COEUR d'ALENE - Dust off those old-school, punk-rock caps and break out the Chucks, because Scatterbox is back in town.
A performance Saturday at the Grail will be Scatterbox's first local show in about two years. It marks the band's 12th anniversary, to the very day when Scatterbox first stepped on stage in a Rathdrum venue all those years ago.
"I am thinking at this point, one of us will probably have to die for this band to stop," said drummer Scott Rozell.
Rozell and brothers Tom and Ryan White (lead vocals; bass) are original members. Guitarist Mark Cogburn joined in 2008 and remembers attending Scatterbox's first show. The band's sixth guitarist, Justin Smith, entered in 2010 and played the 10th anniversary in the Silver Fox.
So, why hasn't Scatterbox presented its raw, original, energetic music in Coeur d'Alene lately?
"Life, death, jobs, kids...name it," Rozell said. "Mostly, it's incredibly difficult to find a local venue, and we have so much going on outside of the band. Touring requires serious coordination and venues are few and far between, especially in Coeur d'Alene. It's super easy to jump over to Spokane and play there, but we don't want to play in Coeur d'Alene every weekend and bore everyone to death."
Rozell said he is looking forward to seeing a large turnout in the 500-person venue. He said even if it doesn't hit capacity, the guys will still "be happy playing for our friends and maybe even some new people who have never seen us before."
Ryan attributes the time between local shows more to factors other than venue problems.
"Plain and simple, life tends to get in the way sometimes," he said. "We had members getting married, having kids, moving out of state and so on. It was nice for everyone to take a break and regroup personally, I think."
While punk certainly is not dead, it has grown up a little. In the beginning, the band mates were in their late teens and early 20s, serious about punk and serious about playing. These days, Scatterbox members have matured into college grads, pet/homeowners, husbands and dads, but still thrive on the hard-hitting music that pulses from their hands, hearts and minds.
"It's a way of expressing yourself and it's something that defines so many personalities," Smith said. "Music brings people together. It provides an easy way of transcending social boundaries and makes it easier to find common ground with people you wouldn't otherwise ever talk to."

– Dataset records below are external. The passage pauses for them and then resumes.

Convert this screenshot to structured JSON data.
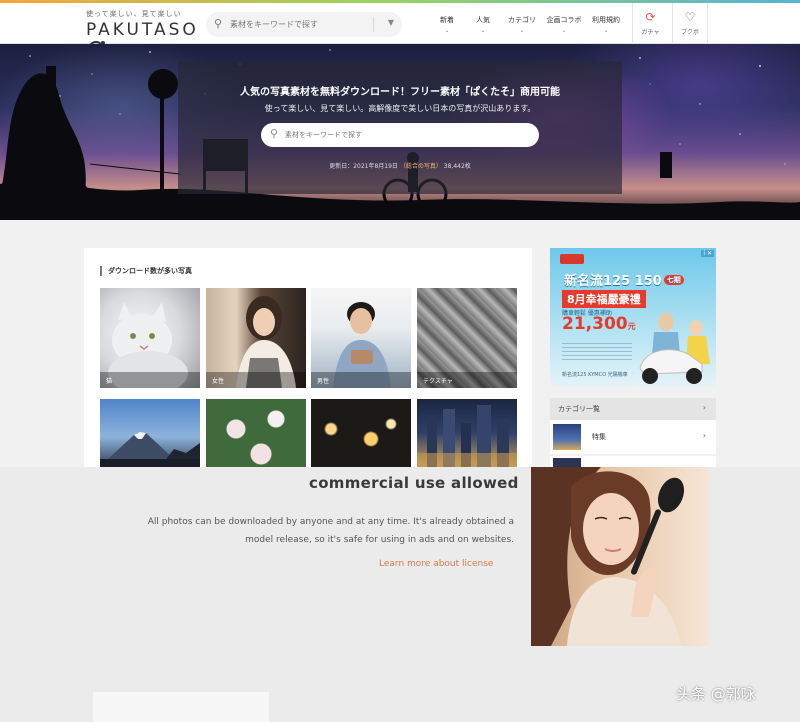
{
  "header": {
    "logo_tagline": "使って楽しい、見て楽しい",
    "logo_text": "PAKUTASO",
    "search_placeholder": "素材をキーワードで探す",
    "nav": [
      {
        "label": "新着"
      },
      {
        "label": "人気"
      },
      {
        "label": "カテゴリ"
      },
      {
        "label": "企画コラボ"
      },
      {
        "label": "利用規約"
      }
    ],
    "gacha_label": "ガチャ",
    "favorites_label": "ブクボ"
  },
  "hero": {
    "title": "人気の写真素材を無料ダウンロード！フリー素材「ぱくたそ」商用可能",
    "subtitle": "使って楽しい、見て楽しい。高解像度で美しい日本の写真が沢山あります。",
    "search_placeholder": "素材をキーワードで探す",
    "updated_prefix": "更新日：2021年8月19日",
    "updated_highlight": "（総合の写真）",
    "updated_count": "38,442枚"
  },
  "popular": {
    "title": "ダウンロード数が多い写真",
    "items": [
      {
        "label": "猫"
      },
      {
        "label": "女性"
      },
      {
        "label": "男性"
      },
      {
        "label": "テクスチャ"
      },
      {
        "label": ""
      },
      {
        "label": ""
      },
      {
        "label": ""
      },
      {
        "label": ""
      }
    ]
  },
  "ad": {
    "badge": "i ✕",
    "title": "新名流125 150",
    "title_tag": "七期",
    "month": "8月幸福嚴豪禮",
    "sub": "購車輕鬆 優惠補助",
    "price": "21,300",
    "price_unit": "元",
    "footer": "新名流125 KYMCO 光陽機車"
  },
  "sidebar": {
    "category_header": "カテゴリ一覧",
    "category_items": [
      {
        "label": "特集"
      }
    ]
  },
  "commercial": {
    "title": "commercial use allowed",
    "body": "All photos can be downloaded by anyone and at any time. It's already obtained a model release, so it's safe for using in ads and on websites.",
    "link": "Learn more about license"
  },
  "watermark": "头条 @郭咏",
  "colors": {
    "accent_orange": "#d8784d",
    "gacha_red": "#e95a4d",
    "updated_highlight": "#f2b56a"
  },
  "icons": {
    "search": "search-icon",
    "gacha": "refresh-icon",
    "favorites": "heart-icon",
    "chevron": "chevron-right-icon"
  }
}
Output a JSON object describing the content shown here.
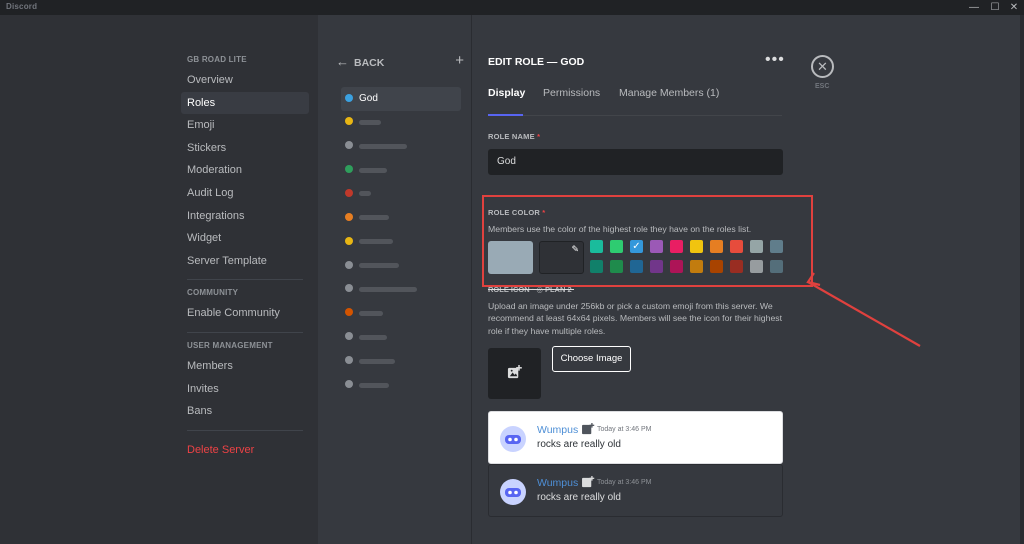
{
  "window": {
    "title": "Discord",
    "controls": [
      "—",
      "☐",
      "✕"
    ]
  },
  "sidebar": {
    "server_name": "GB ROAD LITE",
    "items": [
      {
        "label": "Overview"
      },
      {
        "label": "Roles",
        "active": true
      },
      {
        "label": "Emoji"
      },
      {
        "label": "Stickers"
      },
      {
        "label": "Moderation"
      },
      {
        "label": "Audit Log"
      },
      {
        "label": "Integrations"
      },
      {
        "label": "Widget"
      },
      {
        "label": "Server Template"
      }
    ],
    "community_header": "COMMUNITY",
    "community_items": [
      {
        "label": "Enable Community"
      }
    ],
    "user_mgmt_header": "USER MANAGEMENT",
    "user_mgmt_items": [
      {
        "label": "Members"
      },
      {
        "label": "Invites"
      },
      {
        "label": "Bans"
      }
    ],
    "delete_label": "Delete Server"
  },
  "role_list": {
    "back_label": "BACK",
    "add_icon": "plus-icon",
    "roles": [
      {
        "name": "God",
        "color": "#3ba1e0",
        "active": true
      },
      {
        "color": "#e8b614",
        "blurred": true
      },
      {
        "color": "#8a8e94",
        "blurred": true
      },
      {
        "color": "#2f9e5c",
        "blurred": true
      },
      {
        "color": "#c0392b",
        "blurred": true
      },
      {
        "color": "#e67e22",
        "blurred": true
      },
      {
        "color": "#e8b614",
        "blurred": true
      },
      {
        "color": "#8a8e94",
        "blurred": true
      },
      {
        "color": "#8a8e94",
        "blurred": true
      },
      {
        "color": "#d35400",
        "blurred": true
      },
      {
        "color": "#8a8e94",
        "blurred": true
      },
      {
        "color": "#8a8e94",
        "blurred": true
      },
      {
        "color": "#8a8e94",
        "blurred": true
      }
    ]
  },
  "editor": {
    "title": "EDIT ROLE — GOD",
    "more_label": "•••",
    "close_label": "ESC",
    "tabs": [
      {
        "label": "Display",
        "active": true
      },
      {
        "label": "Permissions"
      },
      {
        "label": "Manage Members (1)"
      }
    ],
    "role_name_label": "ROLE NAME",
    "required_mark": "*",
    "role_name_value": "God",
    "role_color_label": "ROLE COLOR",
    "role_color_desc": "Members use the color of the highest role they have on the roles list.",
    "default_color": "#99aab5",
    "swatches_top": [
      "#1abc9c",
      "#2ecc71",
      "#3498db",
      "#9b59b6",
      "#e91e63",
      "#f1c40f",
      "#e67e22",
      "#e74c3c",
      "#95a5a6",
      "#607d8b"
    ],
    "swatches_bottom": [
      "#11806a",
      "#1f8b4c",
      "#206694",
      "#71368a",
      "#ad1457",
      "#c27c0e",
      "#a84300",
      "#992d22",
      "#979c9f",
      "#546e7a"
    ],
    "selected_swatch_index": 2,
    "role_icon_label": "ROLE ICON · ◎ PLAN 2",
    "role_icon_desc": "Upload an image under 256kb or pick a custom emoji from this server. We recommend at least 64x64 pixels. Members will see the icon for their highest role if they have multiple roles.",
    "choose_image_label": "Choose Image",
    "preview": {
      "username": "Wumpus",
      "timestamp": "Today at 3:46 PM",
      "message": "rocks are really old",
      "name_color": "#4e8fd6"
    }
  },
  "annotation": {
    "box_color": "#e0413e"
  }
}
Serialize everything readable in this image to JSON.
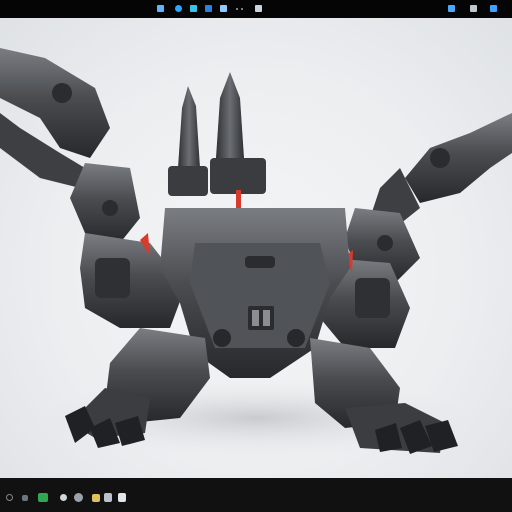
{
  "window": {
    "top_icons": [
      "app-icon",
      "edge-icon",
      "store-icon",
      "mail-icon",
      "explorer-icon",
      "settings-icon"
    ],
    "tray_icons": [
      "network-icon",
      "volume-icon",
      "battery-icon"
    ]
  },
  "viewport": {
    "subject": "robot-scorpion-model",
    "background": "#eceef0",
    "body_color": "#4a4c50",
    "accent_color": "#d63b2e"
  },
  "taskbar": {
    "items": [
      "start-icon",
      "search-icon",
      "terminal-icon",
      "chat-icon",
      "browser-icon",
      "folder-icon",
      "media-icon"
    ]
  }
}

Tom said he wasn't even supposed to be in the band. He began as a temporary lead singer to help Ryan get something going, but he ended up in a permanent role.
"My favorite part about being in Scatterbox is playing with the best guys I've ever met, sharing the stage with them and knowing that right now, we are exactly where we are meant to be, and doing what we were meant to do," Tom said.
He said things just fall into place and feel right on stage, "It doesn't get any better than that."
Except for, maybe, the leg kicks.
So why the name Scatterbox, rather than something like Blood Sprinkler?
"We were just kind of spitballing," Ryan said, "and that's the one that stuck."
"Yeah," Rozell chimed in, "somebody said it out loud." It took about two months, but indeed, "Scatterbox" stayed.
The band played at the Hop in Spokane about a month ago, reminding the guys that they still have a dedicated fan base.
"It was weird. There were people that literally came up and said they were there only to see us, and there was a headlining, touring band playing," Rozell said. "We played, and half the crowd left after we were done. That was kind of neat."
Cogburn said he could hear people in the balcony of the venue singing along with the band. As lead singer, that is something Tom said he enjoys.
"You don't expect it," he said. "(Playing)'s something now that we do for fun. It's not as serious as it was back then."
Scatterbox has a devil-may-care attitude, one fans have grown to know and like. They don't have to prove anything to anyone. The guys prefer to stay out of the mainstream and do everything on their own terms, releasing albums and playing shows whenever they want. If a label is to be claimed, it is Rozell's Blackhouse Records. The band has contributed to movie soundtracks, skateboard videos and previously was with Clickpop Records. Scatterbox's seventh studio album (potentially titled "Ritual") is to be released by fall.
The passion and camaraderie shared by the band members is evident in their rehearsals, conversations and music. Being in this band is a part of their lives that won't easily disappear.
"For me personally, if it wasn't for this band happening when it did, I am pretty confident that I would either be in prison by now, or dead," Rozell said. "I was making a lot of really bad decisions when this whole thing started, and cut to 12 years later, I am really happy to still have this in my life. It kept me out of trouble and changed a lot of things for me in a positive way, almost immediately. So in short, it means a lot to me."
Spokane bands The Widower and the Lot Lizards will also play Saturday's show, which starts at 9. Doors open at 7. Tickets: $8 at the door, $5 in advance; ages 18 and older (21 in the bar). The Grail is located 4720 Seltice Way.